The Best Part of Breaking Up by Heather McPeake

The Best Part of Breaking Up by Heather McPeake

Author:Heather McPeake [McPeake, Heather]
Language: eng
Format: epub
Published: 2023-08-21T18:30:00+00:00


16.

When I was seven, I testified against my dad in court. I remember his posture more than anything. Slumped and defeated, like any moment he might crumple. He kept his face pressed into his hands the entire time, elbows propped on the table in front of him, so I couldn’t see his expression. To this day I’d swear there were tears in his eyes, though I never actually looked at him.

“Focus on me,” my mom’s attorney had said. “Just like we talked about.”

We’d gone through the directives a dozen times, and in the end, that’s exactly what I did. I sold my dad out.

It’s not that my dad had ever done anything wrong to me, but my mom and her counsel were incredibly convincing. Everything that my dad had perpetrated against my mom, they explained, he’d also done without regard for me. To me. They coached me say that I didn’t feel safe with my dad.

But I did, I told them.

Didn’t I?

They said I didn’t know yet how untrustworthy he was being, that he was manipulating me so that he could keep more of his money. They told me that my dad didn’t want me – or rather, they told me that my dad had said he didn’t want me to live with him. To a seven-year-old, that sounds a lot like the same thing.

On the flip side, he was telling me that my mom was lying in order to hurt him. Saying anything she could to destroy his life. That he loved me to the moon and back. That I had to believe him.

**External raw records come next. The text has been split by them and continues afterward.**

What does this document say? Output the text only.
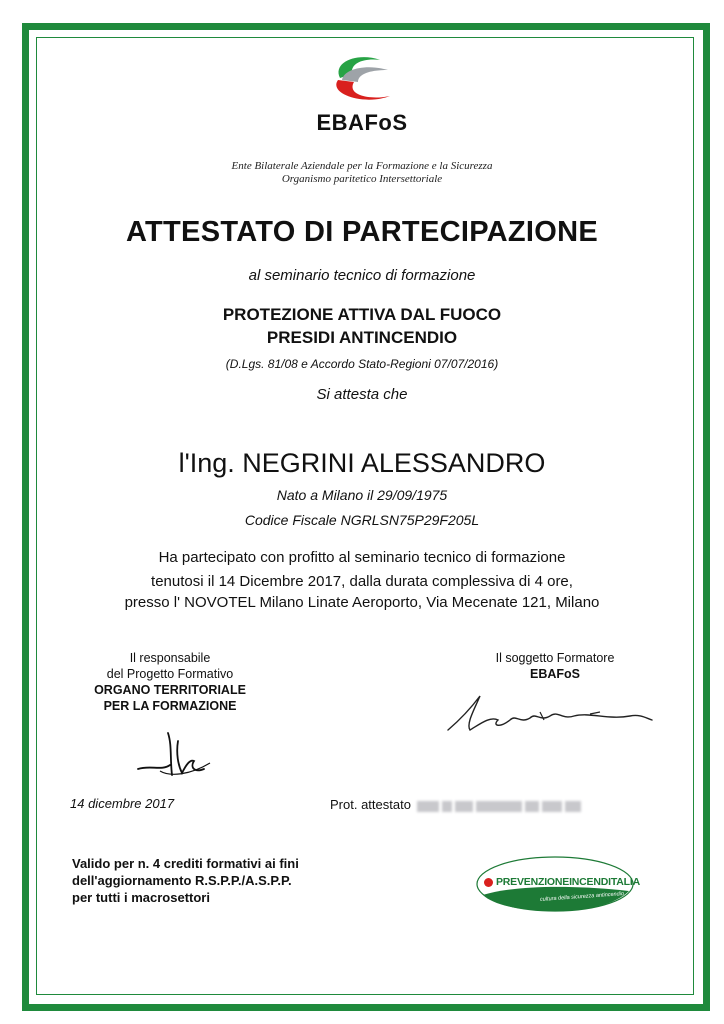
EBAFoS
Ente Bilaterale Aziendale per la Formazione e la Sicurezza
Organismo paritetico Intersettoriale
ATTESTATO DI PARTECIPAZIONE
al seminario tecnico di formazione
PROTEZIONE ATTIVA DAL FUOCO
PRESIDI ANTINCENDIO
(D.Lgs. 81/08 e Accordo Stato-Regioni 07/07/2016)
Si attesta che
l'Ing. NEGRINI ALESSANDRO
Nato a Milano il 29/09/1975
Codice Fiscale NGRLSN75P29F205L
Ha partecipato con profitto al seminario tecnico di formazione
tenutosi il 14 Dicembre 2017, dalla durata complessiva di 4 ore,
presso l' NOVOTEL Milano Linate Aeroporto, Via Mecenate 121, Milano
Il responsabile
del Progetto Formativo
ORGANO TERRITORIALE
PER LA FORMAZIONE
Il soggetto Formatore
EBAFoS
14 dicembre 2017	Prot. attestato
Valido per n. 4 crediti formativi ai fini
dell'aggiornamento R.S.P.P./A.S.P.P.
per tutti i macrosettori
PREVENZIONEINCENDITALIA
cultura della sicurezza antincendio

How was I supposed to feel about all this? It was a tornado, silently ripping its way through me. They were each begging me to trust them. In the end, I didn’t trust anyone, least of all myself.

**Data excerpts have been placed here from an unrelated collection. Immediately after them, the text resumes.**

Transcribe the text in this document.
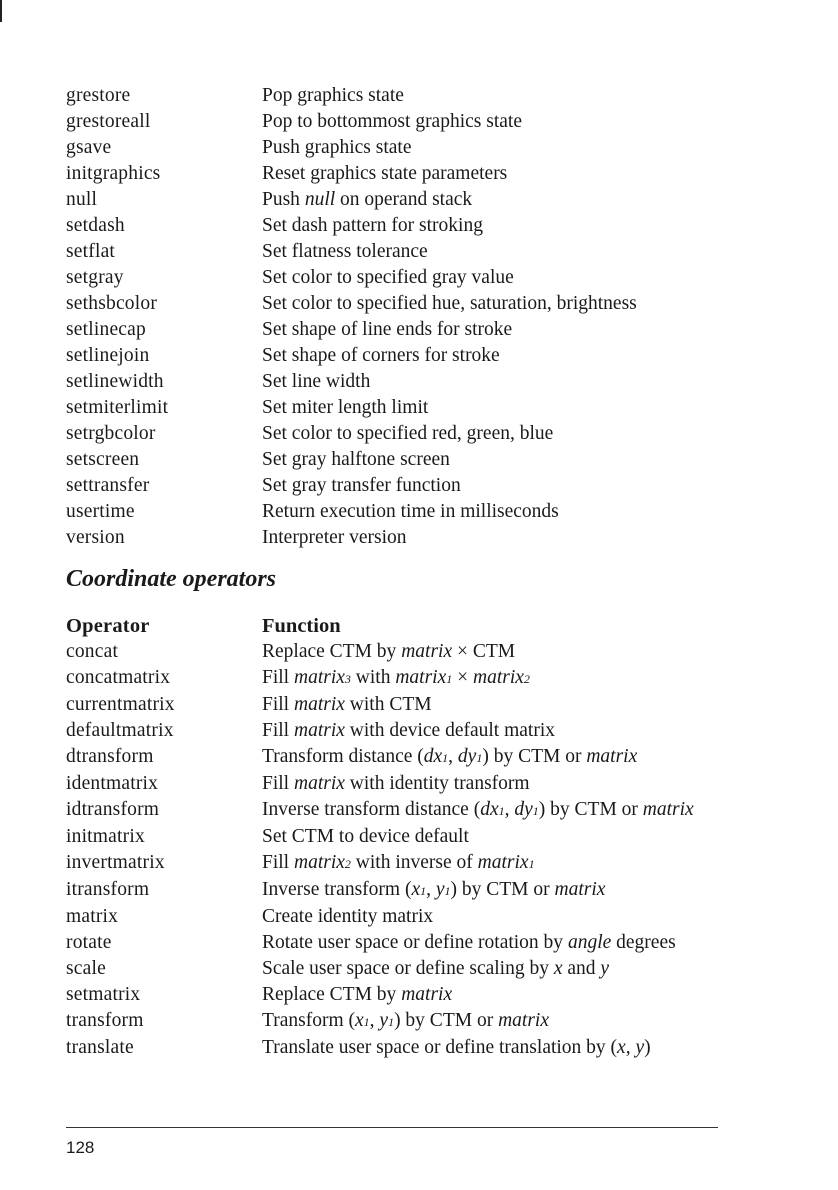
grestore	Pop graphics state
grestoreall	Pop to bottommost graphics state
gsave	Push graphics state
initgraphics	Reset graphics state parameters
null	Push null on operand stack
setdash	Set dash pattern for stroking
setflat	Set flatness tolerance
setgray	Set color to specified gray value
sethsbcolor	Set color to specified hue, saturation, brightness
setlinecap	Set shape of line ends for stroke
setlinejoin	Set shape of corners for stroke
setlinewidth	Set line width
setmiterlimit	Set miter length limit
setrgbcolor	Set color to specified red, green, blue
setscreen	Set gray halftone screen
settransfer	Set gray transfer function
usertime	Return execution time in milliseconds
version	Interpreter version
Coordinate operators
Operator	Function
concat	Replace CTM by matrix × CTM
concatmatrix	Fill matrix3 with matrix1 × matrix2
currentmatrix	Fill matrix with CTM
defaultmatrix	Fill matrix with device default matrix
dtransform	Transform distance (dx1, dy1) by CTM or matrix
identmatrix	Fill matrix with identity transform
idtransform	Inverse transform distance (dx1, dy1) by CTM or matrix
initmatrix	Set CTM to device default
invertmatrix	Fill matrix2 with inverse of matrix1
itransform	Inverse transform (x1, y1) by CTM or matrix
matrix	Create identity matrix
rotate	Rotate user space or define rotation by angle degrees
scale	Scale user space or define scaling by x and y
setmatrix	Replace CTM by matrix
transform	Transform (x1, y1) by CTM or matrix
translate	Translate user space or define translation by (x, y)
128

I know there’s a big trend now about reassuring your kids the divorce has nothing to do with them. As a present-day divorce attorney, I’m a huge proponent of that trend, but I can tell you that kids are still quietly used as bargaining chips in too many situations. People love to act like kids aren’t people. They’re great to brag about, or pose for family photos, or attempt to conform to your agenda. It’s easy to get attached to that grand idea you had before they were ever born about how they were going to be with you: the activities they would participate in, the aspirational paths they’d pursue, the clothes they’d wear. And then we show up, and we’re our own people, with our own feelings and ideas, and things get complicated. Sometimes it’s subtle, and I can’t prevent all of it, but on the legal side? In the ones I negotiate? I try to make sure kids aren’t used as expendable trump cards. I never say things like, “We need you to speak up about this.”

And, for better or worse, I never let kids stay in the room while we discuss the particulars.